Epicardium-derived cells (EPDCs) in development, cardiac disease and repair of ischemia

Abstract

Reactivation of endogenous epicardium after ischemia The proepicardial-derived epicardium covers the myocardium and after a process of epithelial-mesenchymal transition (EMT) forms epicardium-derived cells (EPDCs). These cells migrate into the myocardium and show an essential role in the induction of the ventricular compact myocardium and the differentiation of the Purkinje fibres. EPDCs are furthermore the source of the interstitial fibroblast, the coronary smooth muscle cell and the adventitial fibroblast. The possible differentiation into cardiomyocytes, endothelial cells and the recently described telocyte and other cells in the cardiac stem cell niche needs further investigation. Surgically or genetically disturbed epicardial and EPDC differentiation leads to a spectrum of abnormalities varying from thin undifferentiated myocardium, which can be embryonic lethal, to a diminished coronary vascular bed with even absent main coronary arteries. The embryonic potential of EPDCs has been translated to both structural and functional congenital malformations and adult cardiac disease, like development of Ebstein's malformation, arrhythmia and cardiomyopathies. Furthermore, the use of adult EPDCs as a stem cell source has been explored, showing in an animal model of myocardial ischemia the recapitulation of the embryonic program with improved function, angiogenesis and less adverse remodeling.
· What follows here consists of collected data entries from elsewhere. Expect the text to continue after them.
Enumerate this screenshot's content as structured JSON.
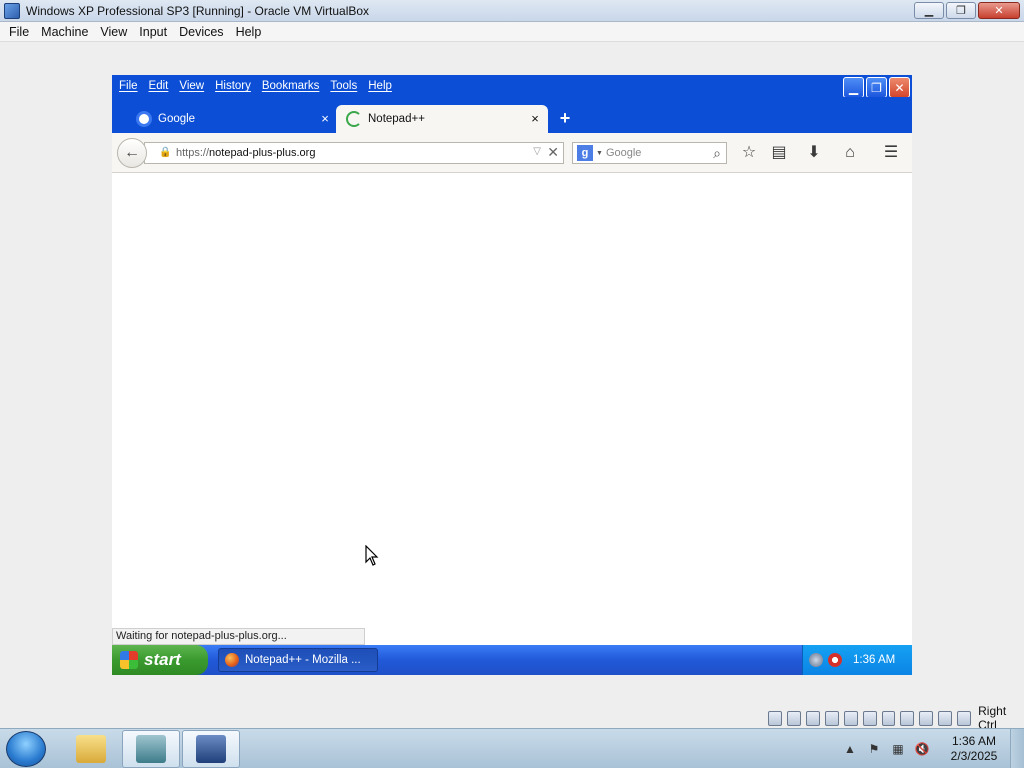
{
  "host": {
    "window_title": "Windows XP Professional SP3 [Running] - Oracle VM VirtualBox",
    "menu": [
      "File",
      "Machine",
      "View",
      "Input",
      "Devices",
      "Help"
    ],
    "host_key_label": "Right Ctrl"
  },
  "firefox": {
    "menu": [
      "File",
      "Edit",
      "View",
      "History",
      "Bookmarks",
      "Tools",
      "Help"
    ],
    "tabs": [
      {
        "label": "Google",
        "close": "×"
      },
      {
        "label": "Notepad++",
        "close": "×"
      }
    ],
    "new_tab": "+",
    "url": {
      "protocol": "https://",
      "host": "notepad-plus-plus.org"
    },
    "search": {
      "engine_badge": "g",
      "placeholder": "Google"
    },
    "status_text": "Waiting for notepad-plus-plus.org..."
  },
  "xp": {
    "start_label": "start",
    "task_label": "Notepad++ - Mozilla ...",
    "clock": "1:36 AM"
  },
  "win7": {
    "clock_time": "1:36 AM",
    "clock_date": "2/3/2025"
  },
  "colors": {
    "xp_blue": "#0c4fd6",
    "xp_start_green": "#3a9a2f",
    "firefox_toolbar": "#f7f6f3"
  }
}
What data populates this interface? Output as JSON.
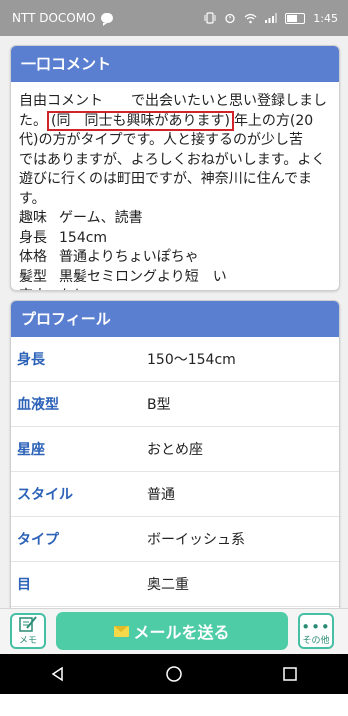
{
  "statusbar": {
    "carrier": "NTT DOCOMO",
    "time": "1:45"
  },
  "comment": {
    "header": "一口コメント",
    "line1": "自由コメント　　で出会いたいと思い登録しました。",
    "highlight": "(同　同士も興味があります)",
    "line2": "年上の方(20代)の方がタイプです。人と接するのが少し苦　ではありますが、よろしくおねがいします。よく遊びに行くのは町田ですが、神奈川に住んでます。",
    "attributes": [
      {
        "label": "趣味",
        "value": "ゲーム、読書"
      },
      {
        "label": "身長",
        "value": "154cm"
      },
      {
        "label": "体格",
        "value": "普通よりちょいぽちゃ"
      },
      {
        "label": "髪型",
        "value": "黒髪セミロングより短　い"
      },
      {
        "label": "恋人",
        "value": "なし"
      }
    ]
  },
  "profile": {
    "header": "プロフィール",
    "rows": [
      {
        "label": "身長",
        "value": "150〜154cm"
      },
      {
        "label": "血液型",
        "value": "B型"
      },
      {
        "label": "星座",
        "value": "おとめ座"
      },
      {
        "label": "スタイル",
        "value": "普通"
      },
      {
        "label": "タイプ",
        "value": "ボーイッシュ系"
      },
      {
        "label": "目",
        "value": "奥二重"
      }
    ]
  },
  "bottombar": {
    "memo_label": "メモ",
    "mail_label": "メールを送る",
    "more_label": "その他"
  },
  "colors": {
    "header_blue": "#5b7fd0",
    "accent_green": "#4ecca6",
    "label_blue": "#2c62b8",
    "highlight_red": "#d0232a"
  }
}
Combining EPDCs and adult cardiomyocyte progenitor cells synergistically improved these results. The contribution of injected EPDCs was instructive rather than constructive. The finding of reactivation of the endogenous epicardium in ischemia with re-expression of developmental genes and renewed EMT marks the onset of a novel therapeutic focus.

Fig 1

(a) Schematic representation of the first and second heart field contribution to the developing heart. The venous pole (posterior heart field) is essential as source of EPDCs and CMPCs, a differentiation in a myocardial and epicardial lineage from the progenitor population is guided by the balance of bone morphogenetic protein (BMP) and fibroblastic growth factor 2 (Fgf2) [27]. (b) Expression of WT1 in the surface epicardium (b1) and intramyocardially (b2) in a control adult mouse heart is very limited (arrows). Two days after MI, with injection of medium, this is not substantially altered (c1,2) except for the cases with injection of EPDCs (c3,4), where both the surface epicardium and the interstitial fibroblasts show marked WT1 expression. At day 4 after MI this phenomenon is also present in the medium injected heart (d1,2) and maintained in the heart after EPDC transplantation (d3,4). Injection of the lentiviral Katushka construct into the epicardial cavity showed, after 4 days survival, staining of the squamous surface epicardium in the control heart (e, arrows). After MI the surface epicardium becomes cuboid (f, arrows) indicative of activation and cells can be traced intramyocardially (g, arrows) after EMT, which is supported by double staining of Katushka and WT1 (h). Scale bars b1–d4:30 μm, e–h:50 μm.